Film

The Help movie review

The Help

12A

Based on the 2009 best-selling novel by author Kathryn Stockett, ‘The Help’ is a remarkable and emotional film that takes audiences back into 1960s Jackson Mississippi, before the civil rights movement. ‘The Help’ having a deeper meaning other than just being a Hollywood film, displays on the big screen the racial segregation of whites and blacks, which not only was crime but a created illusion.

Skeeter (Emma stone) a young, white, ambitious writer is asked to write about an issue that disturbs her. Having been raised by a maid she is interested in finding out how African American maids feel about raising white children who then  grow up to be their boss, she conducts secret interviews with maids to achieve her goal despite the social problems and illegal dangers that it will cause for her.

The Help Movie

Her first point of contact is Aibileen (Viola Davis) who is the first to present her story, bold enough to admit that as a girl she always knew she would be a maid as her mother was, and her grandmother a house slave. Not that there is any difference between the two. Davis effectively plays a powerful character but we are still able to see the struggle and will to fight, her willingness to repeatedly tell a toddler that “you is kind, you is smart, you is important” brings more than a tear to an eye but a life lesson to give a person a deserving chance.

Minny (Octavia Spencer), Aibilieen’s courageous best friend, brings humour to the film as while it can be quite intense; audiences are still made to laugh with the character’s pain. Minny learns of Skeeter’s proposed book and rather than keep her mouth shut in fear, decides to open up with her story, which enables many other maids to do the same. Minny is a representation of a black woman not only dealing with racism but domestic abuse while also having to raise 5 children of her own.
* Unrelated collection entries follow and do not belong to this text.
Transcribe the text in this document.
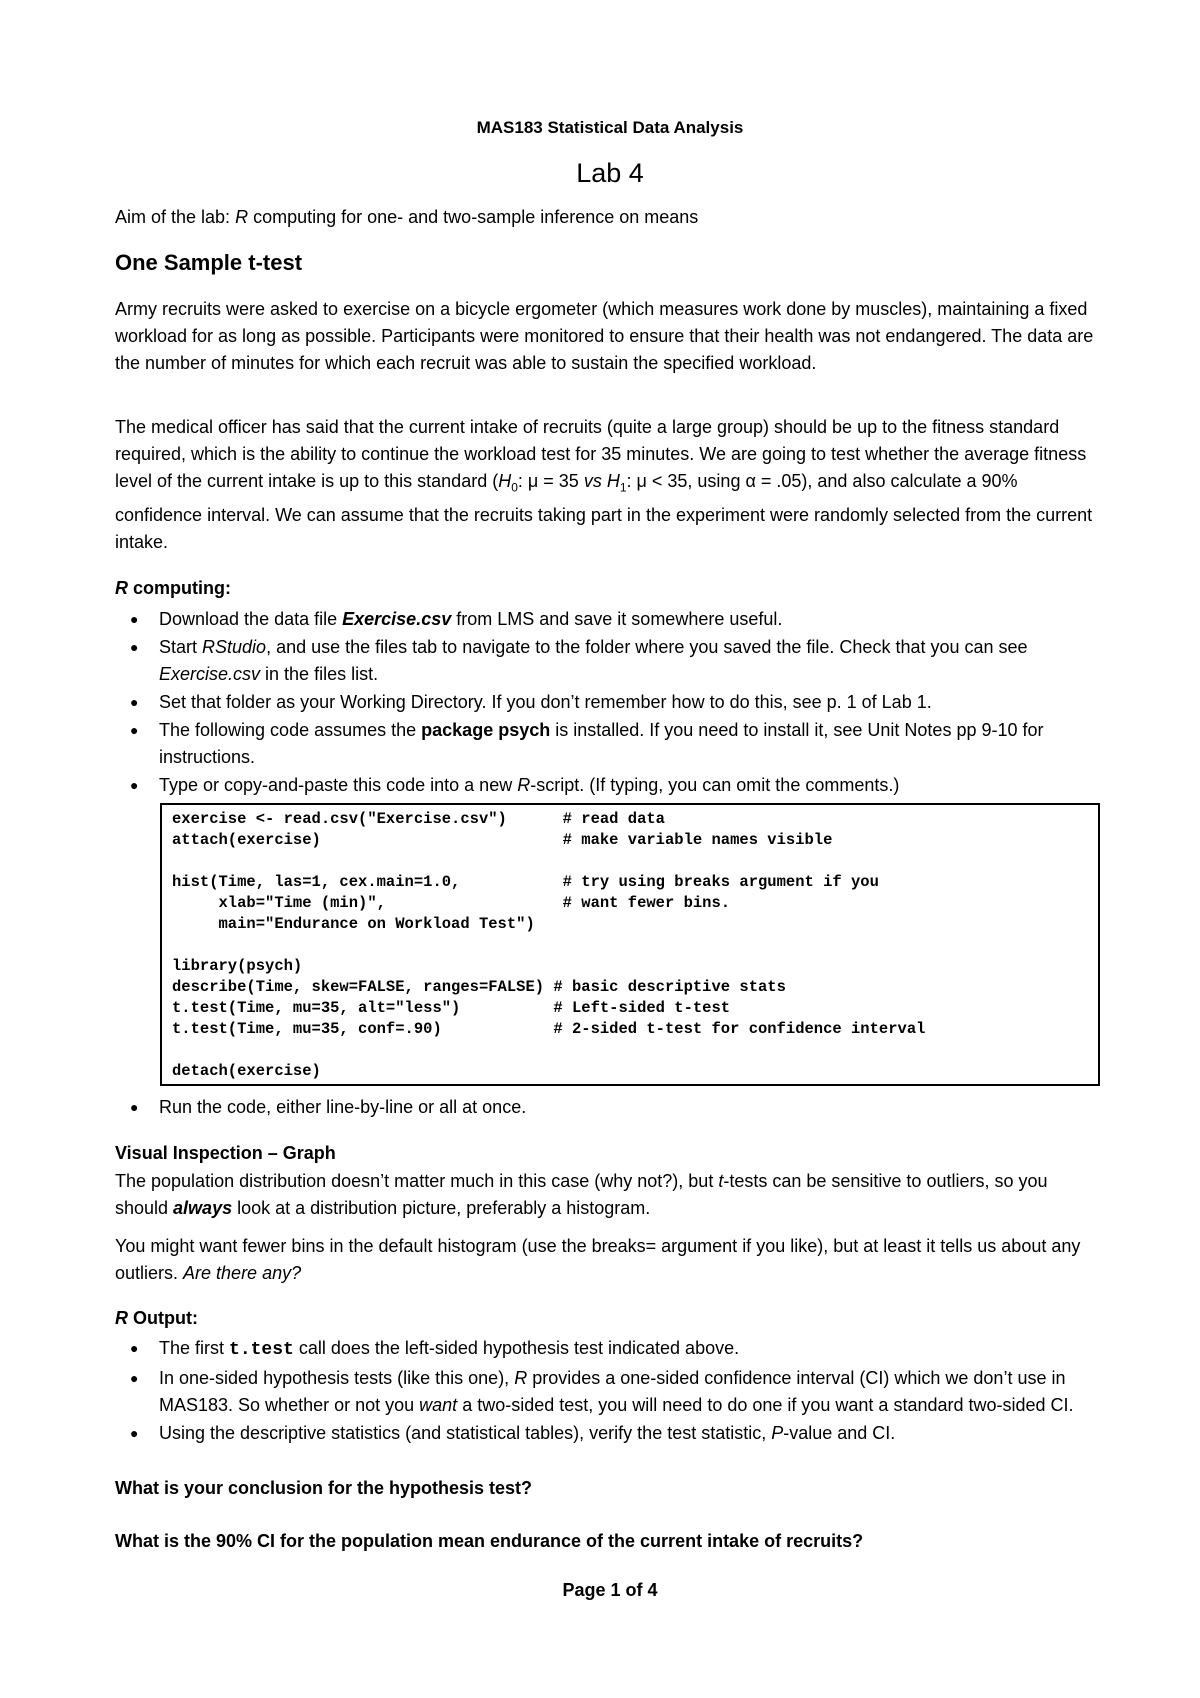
MAS183 Statistical Data Analysis
Lab 4
Aim of the lab: R computing for one- and two-sample inference on means
One Sample t-test

Army recruits were asked to exercise on a bicycle ergometer (which measures work done by muscles), maintaining a fixed workload for as long as possible. Participants were monitored to ensure that their health was not endangered. The data are the number of minutes for which each recruit was able to sustain the specified workload.

The medical officer has said that the current intake of recruits (quite a large group) should be up to the fitness standard required, which is the ability to continue the workload test for 35 minutes. We are going to test whether the average fitness level of the current intake is up to this standard ($H_0$: μ = 35 vs $H_1$: μ < 35, using α = .05), and also calculate a 90% confidence interval. We can assume that the recruits taking part in the experiment were randomly selected from the current intake.

R computing:
● Download the data file Exercise.csv from LMS and save it somewhere useful.
● Start RStudio, and use the files tab to navigate to the folder where you saved the file. Check that you can see Exercise.csv in the files list.
● Set that folder as your Working Directory. If you don’t remember how to do this, see p. 1 of Lab 1.
● The following code assumes the package psych is installed. If you need to install it, see Unit Notes pp 9-10 for instructions.
● Type or copy-and-paste this code into a new R-script. (If typing, you can omit the comments.)
exercise <- read.csv("Exercise.csv")      # read data
attach(exercise)                          # make variable names visible
hist(Time, las=1, cex.main=1.0,           # try using breaks argument if you
xlab="Time (min)",                   # want fewer bins.
main="Endurance on Workload Test")
library(psych)
describe(Time, skew=FALSE, ranges=FALSE) # basic descriptive stats
t.test(Time, mu=35, alt="less")          # Left-sided t-test
t.test(Time, mu=35, conf=.90)            # 2-sided t-test for confidence interval
detach(exercise)
● Run the code, either line-by-line or all at once.
Visual Inspection – Graph

The population distribution doesn’t matter much in this case (why not?), but t-tests can be sensitive to outliers, so you should always look at a distribution picture, preferably a histogram.

You might want fewer bins in the default histogram (use the breaks= argument if you like), but at least it tells us about any outliers. Are there any?

R Output:
● The first t.test call does the left-sided hypothesis test indicated above.
● In one-sided hypothesis tests (like this one), R provides a one-sided confidence interval (CI) which we don’t use in MAS183. So whether or not you want a two-sided test, you will need to do one if you want a standard two-sided CI.
● Using the descriptive statistics (and statistical tables), verify the test statistic, P-value and CI.
What is your conclusion for the hypothesis test?
What is the 90% CI for the population mean endurance of the current intake of recruits?
Page 1 of 4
The bunch of white women who are all raised by black maids, appear more racist than the generation before them and unable to have voices for themselves while being under the influence of Hilly (Bryce Dallas Howard) a malicious cruel woman who tries to politically enforce that there be separate bathrooms for white homes and their black employees with her ignorant belief that black people carry diseases.

While the film is mainly an all women cast it can be easily mistaken as being a ‘chick flick’ but rather  this film picks on one’s conscience, while also giving lessons on how to cook a feast full of fried chicken and pie. It’s very easy to put people under one roof and assume that they experience the same thing but rather that they experience different for the same reasons.  ‘The Help’ presents a perspective we have never seen before.